Haunted by the rising shared intensity of early 80’s hardcore punk, British heavy metal and the coming red tides of thrash and death metal countrywide, Deceased brought their own mutated form of supernatural thrash metal to Arlington, Virginia in 1984 and they’ve persisted for well over thirty years since. I know folks hold ‘The Evil Side of Religion’ (1986) demo in high regard but for my own taste their most inspired and lasting creation in the 80’s was the ‘Birth By Radiation’ (1989) demo. Sharp but bloody death/thrash riffs received a push in a more precise direction beyond their Death Strike and Insanity styled inception. From that point the fans are fairly die-hard but the horde splits between the classic death metal debut of ‘Luck of the Corpse’ (1991) and the more representative style of extreme thrash/melodic heavy metal that would more or less take shape on ‘Fearless Undead Machines’ (1997). Though they’d found their signature sound a decade deep into the project’s life it would be ‘As the Weird Travel On’ (2005) that truly perfected it.
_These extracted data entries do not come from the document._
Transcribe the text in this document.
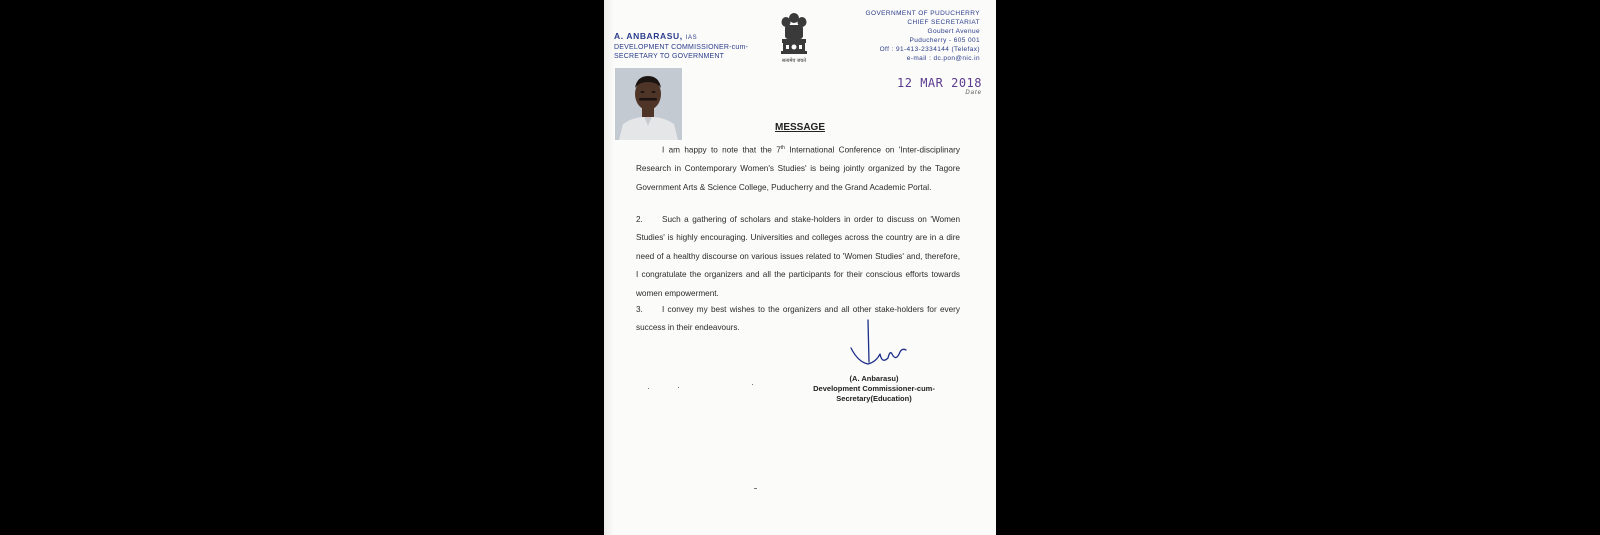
A. ANBARASU, IAS
DEVELOPMENT COMMISSIONER-cum-
SECRETARY TO GOVERNMENT
सत्यमेव जयते
GOVERNMENT OF PUDUCHERRY
CHIEF SECRETARIAT
Goubert Avenue
Puducherry - 605 001
Off : 91-413-2334144 (Telefax)
e-mail : dc.pon@nic.in
12 MAR 2018
Date
MESSAGE
I am happy to note that the 7th International Conference on 'Inter-disciplinary Research in Contemporary Women's Studies' is being jointly organized by the Tagore Government Arts & Science College, Puducherry and the Grand Academic Portal.
2. Such a gathering of scholars and stake-holders in order to discuss on 'Women Studies' is highly encouraging. Universities and colleges across the country are in a dire need of a healthy discourse on various issues related to 'Women Studies' and, therefore, I congratulate the organizers and all the participants for their conscious efforts towards women empowerment.
3. I convey my best wishes to the organizers and all other stake-holders for every success in their endeavours.
(A. Anbarasu)
Development Commissioner-cum-
Secretary(Education)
Deceased‘s full-lengths from that point on have appeared hard-fought and always in the throes of tragic death or side-project distraction (see: October 31), at least from the outside looking in. This time around the latest album, ‘Ghostly White’, was preceded by the death of drummer Dave Castillo who’d provided drums on ‘As the Weird Travel On’ as well as the third October 31 record ‘No Survivors’. From my ‘casual fan’ perspective the band hadn’t really skipped a beat because I honestly hadn’t heard anything but compilation releases from the band since 2006. The same way Celtic Frost‘s finer moments mixed black, thrash, and doom metal into their own nuclear event, so glows the radiation emanating off of Deceased‘s traditional heavy metal informed extreme thrash sound that has been steadily drained of once prominent melodic death metal influences.
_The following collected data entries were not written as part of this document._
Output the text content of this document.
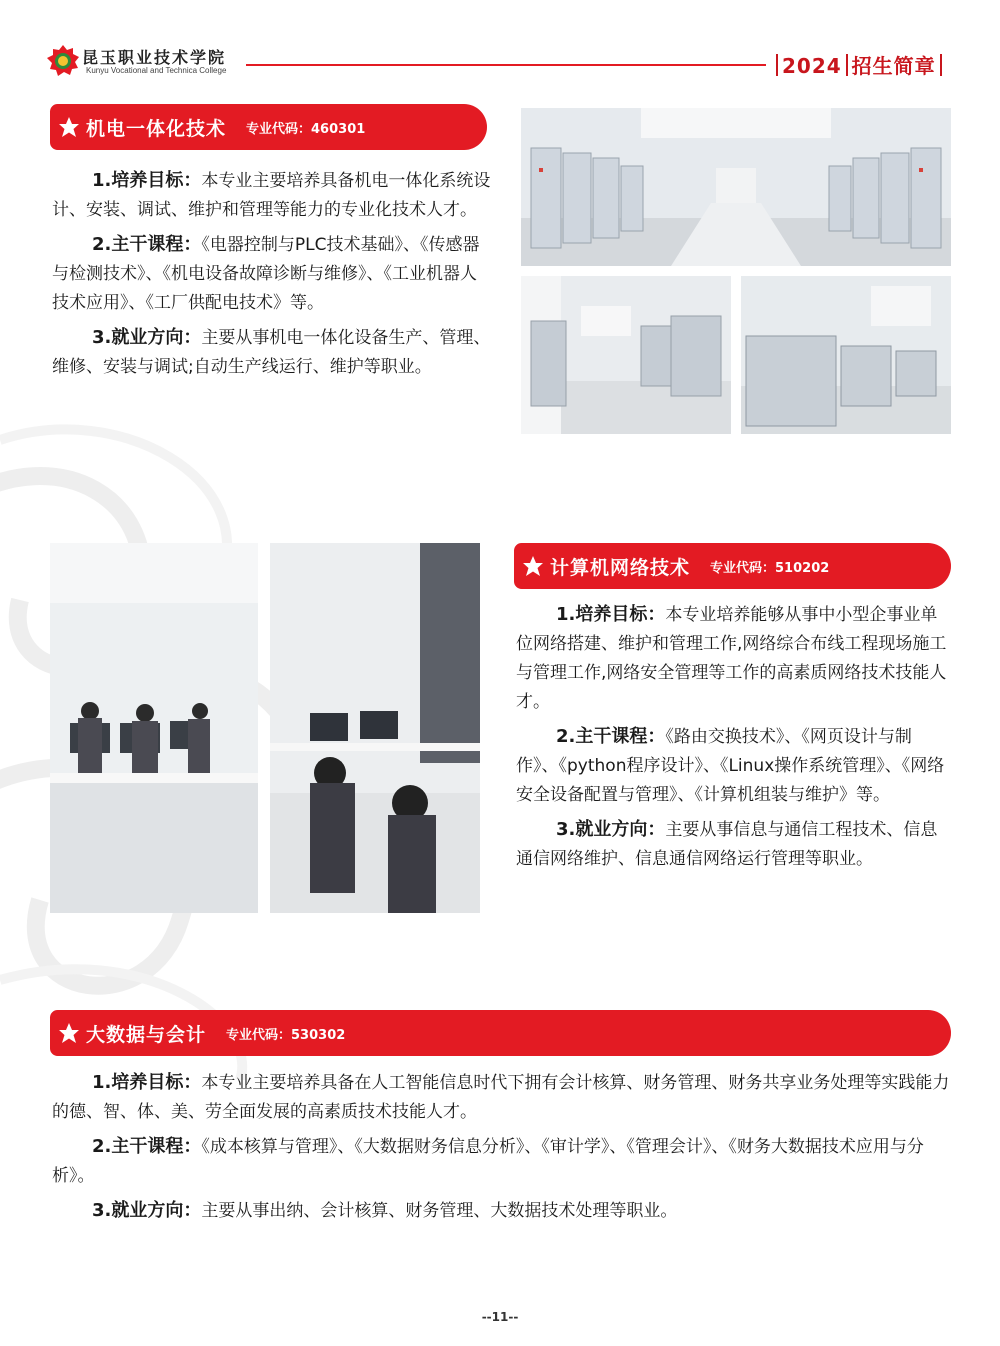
昆玉职业技术学院
Kunyu Vocational and Technica College	2024 招生简章
机电一体化技术 专业代码：460301

1.培养目标：本专业主要培养具备机电一体化系统设计、安装、调试、维护和管理等能力的专业化技术人才。

2.主干课程：《电器控制与PLC技术基础》、《传感器与检测技术》、《机电设备故障诊断与维修》、《工业机器人技术应用》、《工厂供配电技术》等。

3.就业方向：主要从事机电一体化设备生产、管理、维修、安装与调试;自动生产线运行、维护等职业。

计算机网络技术 专业代码：510202

1.培养目标：本专业培养能够从事中小型企事业单位网络搭建、维护和管理工作,网络综合布线工程现场施工与管理工作,网络安全管理等工作的高素质网络技术技能人才。

2.主干课程：《路由交换技术》、《网页设计与制作》、《python程序设计》、《Linux操作系统管理》、《网络安全设备配置与管理》、《计算机组装与维护》等。

3.就业方向：主要从事信息与通信工程技术、信息通信网络维护、信息通信网络运行管理等职业。

大数据与会计 专业代码：530302

1.培养目标：本专业主要培养具备在人工智能信息时代下拥有会计核算、财务管理、财务共享业务处理等实践能力的德、智、体、美、劳全面发展的高素质技术技能人才。

2.主干课程：《成本核算与管理》、《大数据财务信息分析》、《审计学》、《管理会计》、《财务大数据技术应用与分析》。

3.就业方向：主要从事出纳、会计核算、财务管理、大数据技术处理等职业。

--11--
If you’ve shown up expecting a direct follow-up to the critically well received ‘Surreal Overdose’ (2011) and its polished blackened death production values you might find the sound of ‘Ghostly White’ toned down somewhat closer to ‘Fearless Undead Machines’ (pre-remaster). I’d say the tone of the album resembles a less polished ‘As the Weird Travel On’ in general and that’d be echoed in terms of songwriting as well. Unless the connections from my ears to my brain are clogged, I hear quite a bit more of Mike Smith‘s guitar ideas this time around whereas ‘Surreal Overdose’ seemed to have received more of kick in the pants thanks to Shane Fuegel (ex-Biovore); Otherwise I’d just figure they’re working better together in general, though there are some lackluster moments here and there. What kicks off with an epic punch of “Mrs. Allardyce” drops fantastically towards the nearly fourteen minutes of “Germ of Distorted Lore” as the rest of Side A creates a span of songs are solid and noteworthy stuff from a band with a hard-earned legacy. From that point the record drags its ass through a few clunky experiments (see: “Pale Surroundings”) that leave the last third of the album flat.
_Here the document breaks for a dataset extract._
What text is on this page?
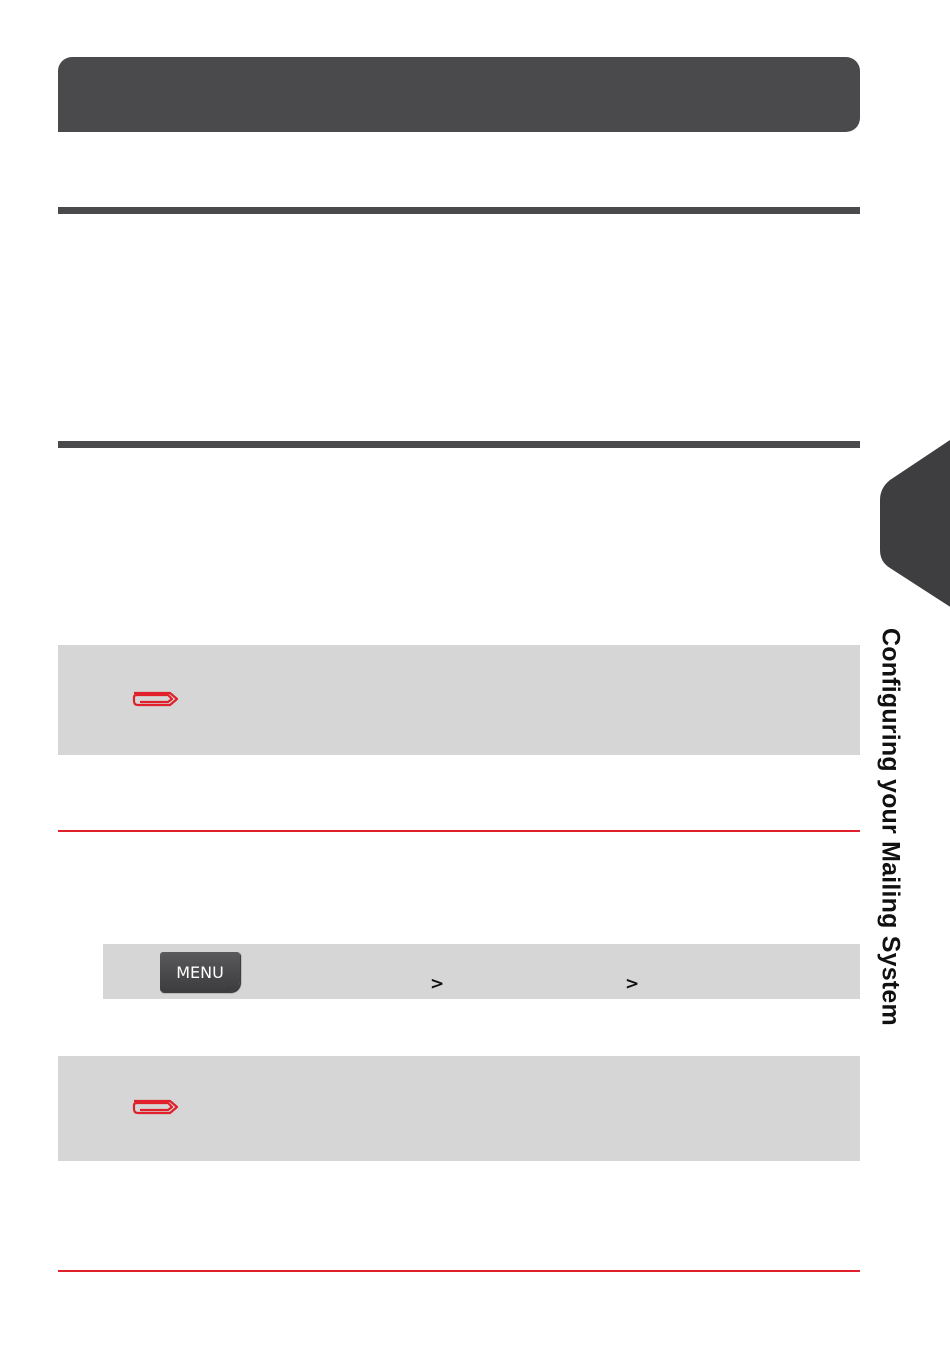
MENU
>	>	Configuring your Mailing System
In describing King Fowley‘s vocals since ‘Fearless Undead Machines’ I’ve always thought of his approach as somewhere in between Jerry A (Poison Idea) and early Abomination era Paul Speckmann. He’s doing his own thing, which I generally enjoy, but comes pretty close to overdoing it on ‘Ghostly White’ with a prominent performance that is often overbearing in the mix. Though I appreciate the loud and clear narrative of the record I lost some of the finer lead guitar work beneath it, especially on “Germ of Distorted Lore”. These are relatively small annoyances that built over several listens but the overall record is undeniably one of their stronger spins. I’d probably made it through 5-6 listens when I’d generally started ‘checking out’ mentally as the tracklist reached a peak of repetition with “Germ of Distorted Lore”, a song that acts as a pivot point for some of the best and worst elements of the album. The record lost its stickiness from that point and I found myself thinking more about ‘Fearless Undead Machines’ and ‘As the Weird Travel On’ instead.
‘Ghostly White’ is a fine record from Deceased that should be up to par with most anyone’s expectations from the band at this point. Their sound is distinct, their metal is heavy, and the majority of the record is up their with the band’s best material no matter which record you favor most. It didn’t really resonant with me after a handful of listens and upon closer inspection a slim third of the record didn’t work for me, so I can only moderately recommend it. For preview the intro of “Mrs. Allardyce” is perfection and the classic speed metal riffs of “To Serve the Insane” should speak to the right sort of listener immediately.